Marthe était décidée à ne pas emprunter de détours pour aborder le cœur du sujet.
- Plutôt bien. Je dirais même très bien puisqu’elle a commencé à parler.
Le psychiatre bondit sur son siège.
- Comment cela ? s’exclama-t-il, elle parle et vous ne m’avez rien dit ! Depuis quand ?
Marthe sentit son visage s’empourprer. Qu’importait ! Il fallait assumer.
- Depuis environ un mois. Je ne vous ai rien dit parce qu’elle me l’a demandé. J’ai eu peur de tout compromettre en la trahissant.
Isambert cherchait à dominer sa colère. Néanmoins, sa voix tremblait.
- Etes-vous consciente de la gravité de votre comportement ? Vous auriez pu me faire confiance. J’aurais été capable de garder pour moi votre confidence. Ne vous ai-je pas accordé suffisamment ma confiance pour être payé de retour ?

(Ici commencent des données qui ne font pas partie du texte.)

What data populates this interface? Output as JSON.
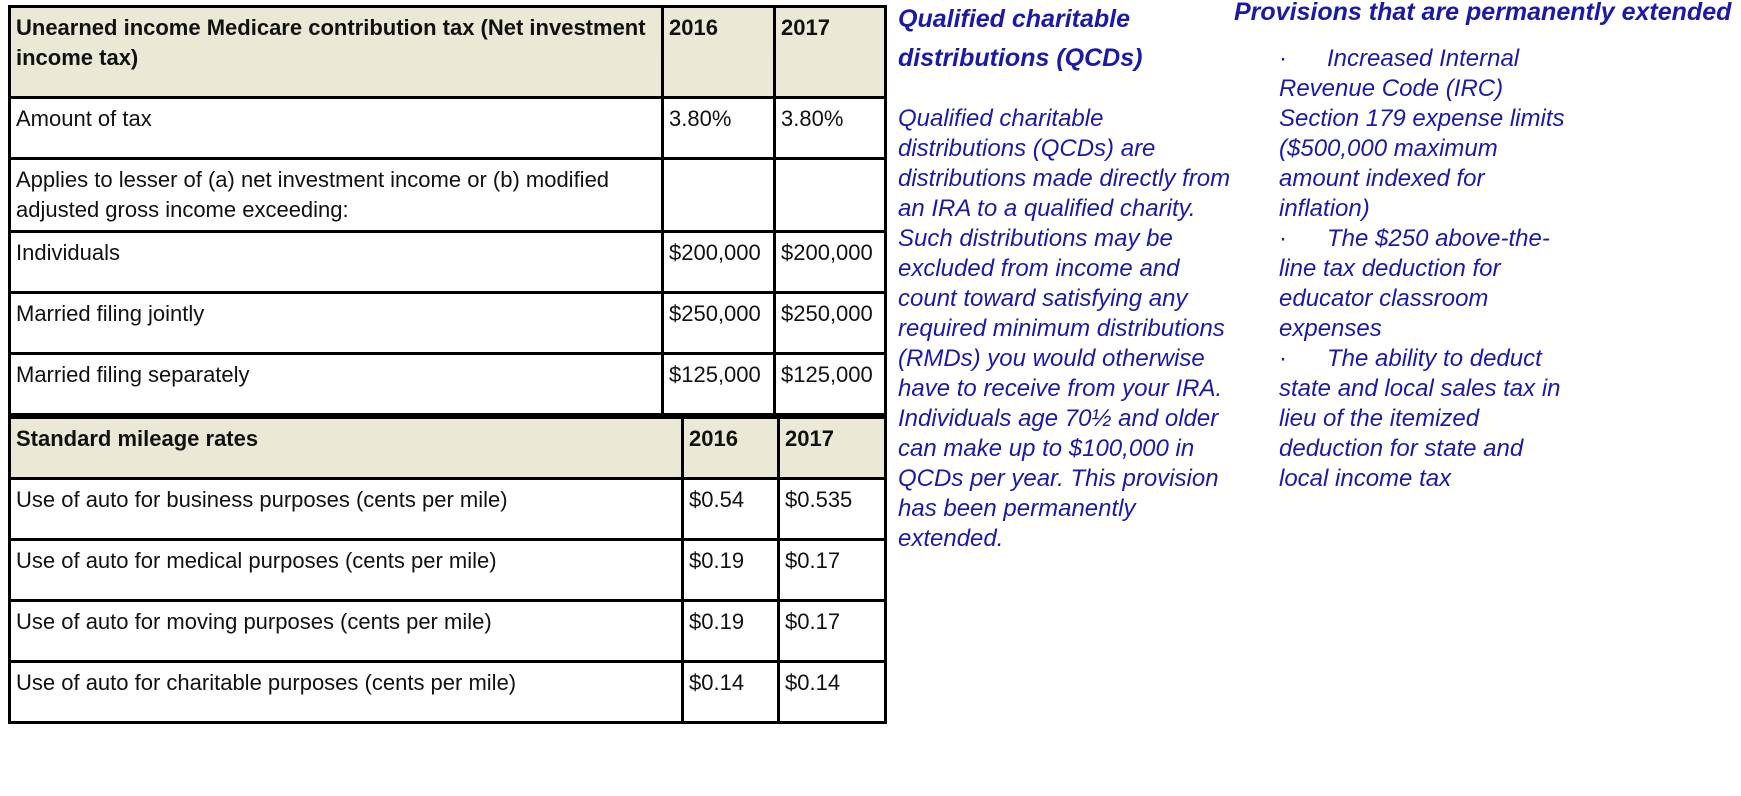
{
  "medicare_table": {
    "header": {
      "label": "Unearned income Medicare contribution tax (Net investment income tax)",
      "year1": "2016",
      "year2": "2017"
    },
    "rows": [
      {
        "label": "Amount of tax",
        "v2016": "3.80%",
        "v2017": "3.80%"
      },
      {
        "label": "Applies to lesser of (a) net investment income or (b) modified adjusted gross income exceeding:",
        "v2016": "",
        "v2017": ""
      },
      {
        "label": "Individuals",
        "v2016": "$200,000",
        "v2017": "$200,000"
      },
      {
        "label": "Married filing jointly",
        "v2016": "$250,000",
        "v2017": "$250,000"
      },
      {
        "label": "Married filing separately",
        "v2016": "$125,000",
        "v2017": "$125,000"
      }
    ]
  },
  "mileage_table": {
    "header": {
      "label": "Standard mileage rates",
      "year1": "2016",
      "year2": "2017"
    },
    "rows": [
      {
        "label": "Use of auto for business purposes (cents per mile)",
        "v2016": "$0.54",
        "v2017": "$0.535"
      },
      {
        "label": "Use of auto for medical purposes (cents per mile)",
        "v2016": "$0.19",
        "v2017": "$0.17"
      },
      {
        "label": "Use of auto for moving purposes (cents per mile)",
        "v2016": "$0.19",
        "v2017": "$0.17"
      },
      {
        "label": "Use of auto for charitable purposes (cents per mile)",
        "v2016": "$0.14",
        "v2017": "$0.14"
      }
    ]
  },
  "qcd": {
    "heading": "Qualified charitable distributions (QCDs)",
    "body": "Qualified charitable distributions (QCDs) are distributions made directly from an IRA to a qualified charity. Such distributions may be excluded from income and count toward satisfying any required minimum distributions (RMDs) you would otherwise have to receive from your IRA. Individuals age 70½ and older can make up to $100,000 in QCDs per year. This provision has been permanently extended."
  },
  "provisions": {
    "heading": "Provisions that are permanently extended",
    "bullet": "·",
    "items": [
      "Increased Internal Revenue Code (IRC) Section 179 expense limits ($500,000 maximum amount indexed for inflation)",
      "The $250 above-the-line tax deduction for educator classroom expenses",
      "The ability to deduct state and local sales tax in lieu of the itemized deduction for state and local income tax"
    ]
  },
  "colors": {
    "header_bg": "#ebe9d6",
    "accent_text": "#1b1aa8",
    "border": "#000000"
  }
}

- Pardonnez-moi ce qui est certainement de ma part une faute mais c’est précisément en raison de cette confiance que vous m’accordiez que j’ai pris cette initiative. Sans cette confiance, jamais je ne serais parvenue à ce résultat.
En même temps qu’il l’écoutait, Isambert commençait à comprendre les raisons qui avaient conduit sa collaboratrice à se montrer aussi assidue depuis plusieurs semaines. La jeune femme avait compris la nécessité d’une présence continue, d’une régularité sans faille dans la communication avec la patiente, pour gagner sa confiance, la maintenir et l’amener à s’ouvrir. C’était sans doute une leçon de ténacité et de modestie à méditer. Finalement, cette femme lui ressemblait par bien des côtés. Avec quelques années d’études supplémentaires, elle aurait sans doute fait une excellente thérapeute.
- Est-il indiscret de vous demander ce qu’elle vous a confié ?
- En fait, pas grand’chose. Il semblerait qu’elle ait vécu un épisode traumatisant dans son enfance, vers l’âge de dix ans. Une histoire que ses parents auraient étouffée. Je n’ai pas réussi à en savoir davantage. Elle s’exprime par images, ne nomme pas clairement les choses. Son discours semble codé et je ne dispose pas des clefs. Je crains qu’il s’agisse d’une affaire de violences, voire d’abus sexuels.
- Un inceste ?
- Je l’ignore.
- Voilà pourquoi il est important que je sois informé et que, le cas échéant, je puisse l’entendre. Je suis le thérapeute et, si vous me permettez de filer votre métaphore, je ne dispose pas du trousseau entier mais je possède quelques clefs qui pourraient m’aider à comprendre l’origine réelle de son traumatisme.
Il poursuivit.
- Vous pensez-vous en mesure de la convaincre de me parler ?
- Il n’y a rien de moins sûr.
- Pourtant, vous allez essayer.
Après un instant d’hésitation, Marthe reprit la parole, la voix peu plus assurée.
- Je me suis permis, chaque soir, de noter tout ce qu’elle me disait dans la journée. Voici ce journal, ajouta-t-elle, en sortant de son sac, un petit cahier d’écolier.